The Role of LEKTI in the Fate Determination of Keratinocyte Stem Cells

SPINK5 (serine protease inhibitor Kazal-type 5) encodes the proteinase inhibitor LEKTI (lympho-epithelial Kazal-type related inhibitor). In skin, LEKTI expression is restricted to the stratum granulosum of the epidermis and the inner root sheath of hair follicles. Mutations that create premature termination codons in SPINK5 have been reported as the cause of Netherton syndrome (NS), a human autosomal recessive disorder characterized by congenital ichthyosis with defective cornification, a specific hair shaft defect known as trichorrexis invaginata or "bamboo hair", and severe atopic manifestations, including atopic dermatitis and hayfever. Spink5 knockout mice display a similar phenotype, but die at birth due to severe dehydration. In order to follow the effects of Spink5 knockout in the skin over a longer period of time, Descargues, Barrandon and colleagues transplanted whole back skin from Spink5-/- newborn mice onto the back of nude mice. Surprisingly, psoriasis-like hyperplasia, basement membrane breakdown followed by invasion of spindle-shaped epidermal cells into the dermal compartment, and formation of numerous sweat gland-like structures were observed in the grafts.
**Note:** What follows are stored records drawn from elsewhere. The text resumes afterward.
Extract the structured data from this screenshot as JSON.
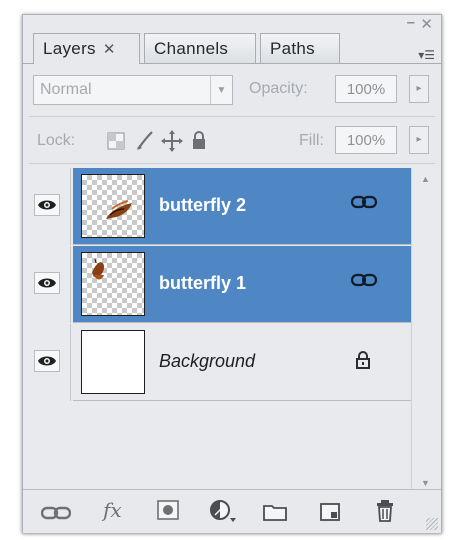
{
  "window": {
    "minimize_glyph": "–",
    "close_glyph": "✕"
  },
  "tabs": [
    {
      "label": "Layers",
      "close": "✕"
    },
    {
      "label": "Channels"
    },
    {
      "label": "Paths"
    }
  ],
  "panel_menu_glyph": "▾☰",
  "blend": {
    "value": "Normal",
    "arrow": "▼"
  },
  "opacity": {
    "label": "Opacity:",
    "value": "100%",
    "arrow": "▸"
  },
  "lock": {
    "label": "Lock:",
    "icons": [
      "lock-transparent-pixels-icon",
      "lock-image-pixels-icon",
      "lock-position-icon",
      "lock-all-icon"
    ]
  },
  "fill": {
    "label": "Fill:",
    "value": "100%",
    "arrow": "▸"
  },
  "layers": [
    {
      "name": "butterfly 2",
      "selected": true,
      "visible": true,
      "badge": "link-icon",
      "thumb": "transparent-with-butterfly"
    },
    {
      "name": "butterfly 1",
      "selected": true,
      "visible": true,
      "badge": "link-icon",
      "thumb": "transparent-with-butterfly"
    },
    {
      "name": "Background",
      "selected": false,
      "visible": true,
      "badge": "lock-icon",
      "thumb": "white"
    }
  ],
  "scroll": {
    "up": "▲",
    "down": "▼"
  },
  "footer": {
    "fx_label": "fx",
    "icons": [
      "link-layers-icon",
      "layer-style-icon",
      "layer-mask-icon",
      "adjustment-layer-icon",
      "new-group-icon",
      "new-layer-icon",
      "delete-layer-icon"
    ]
  },
  "colors": {
    "selection": "#4f87c5",
    "panel": "#e7e9ec"
  }
}
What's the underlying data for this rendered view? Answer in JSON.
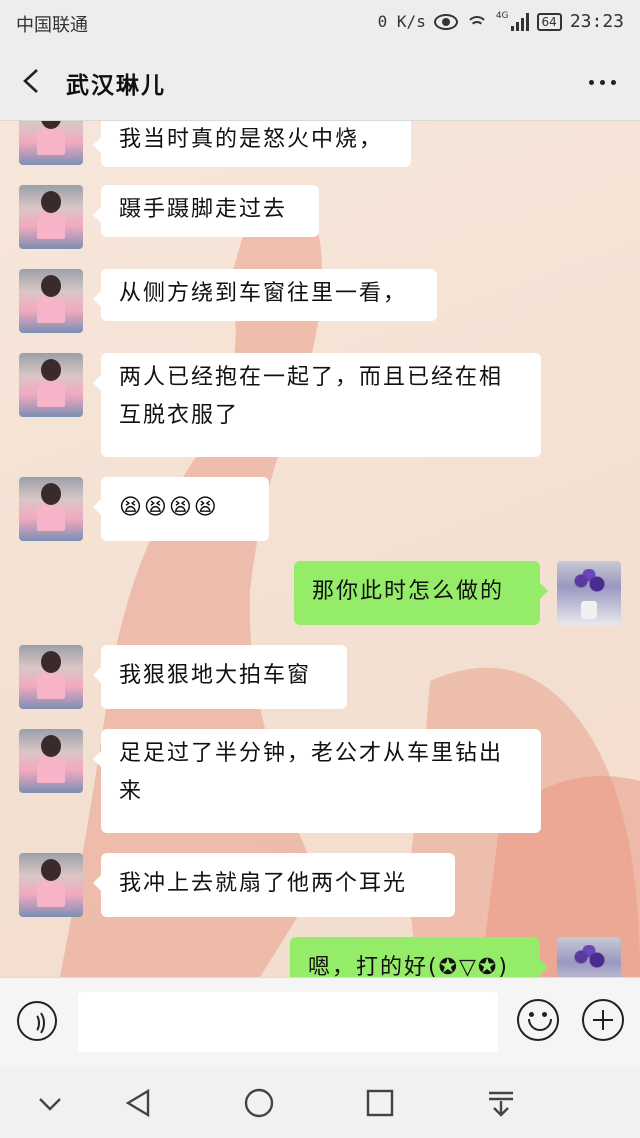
{
  "status_bar": {
    "carrier": "中国联通",
    "net_speed": "0 K/s",
    "network": "4G",
    "battery": "64",
    "time": "23:23"
  },
  "header": {
    "title": "武汉琳儿",
    "back_icon": "back-arrow-icon",
    "more_icon": "more-dots-icon"
  },
  "messages": [
    {
      "side": "in",
      "text": "我当时真的是怒火中烧，"
    },
    {
      "side": "in",
      "text": "蹑手蹑脚走过去"
    },
    {
      "side": "in",
      "text": "从侧方绕到车窗往里一看，"
    },
    {
      "side": "in",
      "text": "两人已经抱在一起了，而且已经在相互脱衣服了"
    },
    {
      "side": "in",
      "text": "😫😫😫😫"
    },
    {
      "side": "out",
      "text": "那你此时怎么做的"
    },
    {
      "side": "in",
      "text": "我狠狠地大拍车窗"
    },
    {
      "side": "in",
      "text": "足足过了半分钟，老公才从车里钻出来"
    },
    {
      "side": "in",
      "text": "我冲上去就扇了他两个耳光"
    },
    {
      "side": "out",
      "text": "嗯，打的好(✪▽✪)"
    }
  ],
  "input_bar": {
    "voice_icon": "voice-icon",
    "text_value": "",
    "emoji_icon": "emoji-icon",
    "plus_icon": "plus-icon"
  },
  "nav_bar": {
    "items": [
      "collapse-icon",
      "back-triangle-icon",
      "home-circle-icon",
      "recents-square-icon",
      "notification-pull-icon"
    ]
  },
  "colors": {
    "out_bubble": "#95ec69",
    "in_bubble": "#ffffff",
    "header_bg": "#ededed"
  }
}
These observations suggested a new role for LEKTI on the proliferation and fate determination of keratinocyte stem cells. The work described in this thesis aims to investigate the mechanisms by which LEKTI can impact these biological processes, using clonogenic keratinocytes isolated from patients with NS, and Spink5-downregulated hair follicle multipotent stem cells of the rat. I show that membrane-bounded enzymes FURIN and TACE (tumor necrosis factor alpha converting enzyme or ADAM17) are potential targets of the LEKTI inhibitory activity. Moreover, I demonstrate that prominent cleavage of EDA (Ectodysplasin A) and TNFα (tumor necrosis factor alpha), proteins activated by FURIN and TACE, respectively, is observed in the absence of LEKTI. Altogether, my results thoroughly support the hypothesis that LEKTI may act as a regulator node in several signaling pathways involved in epidermal stem cell behavior.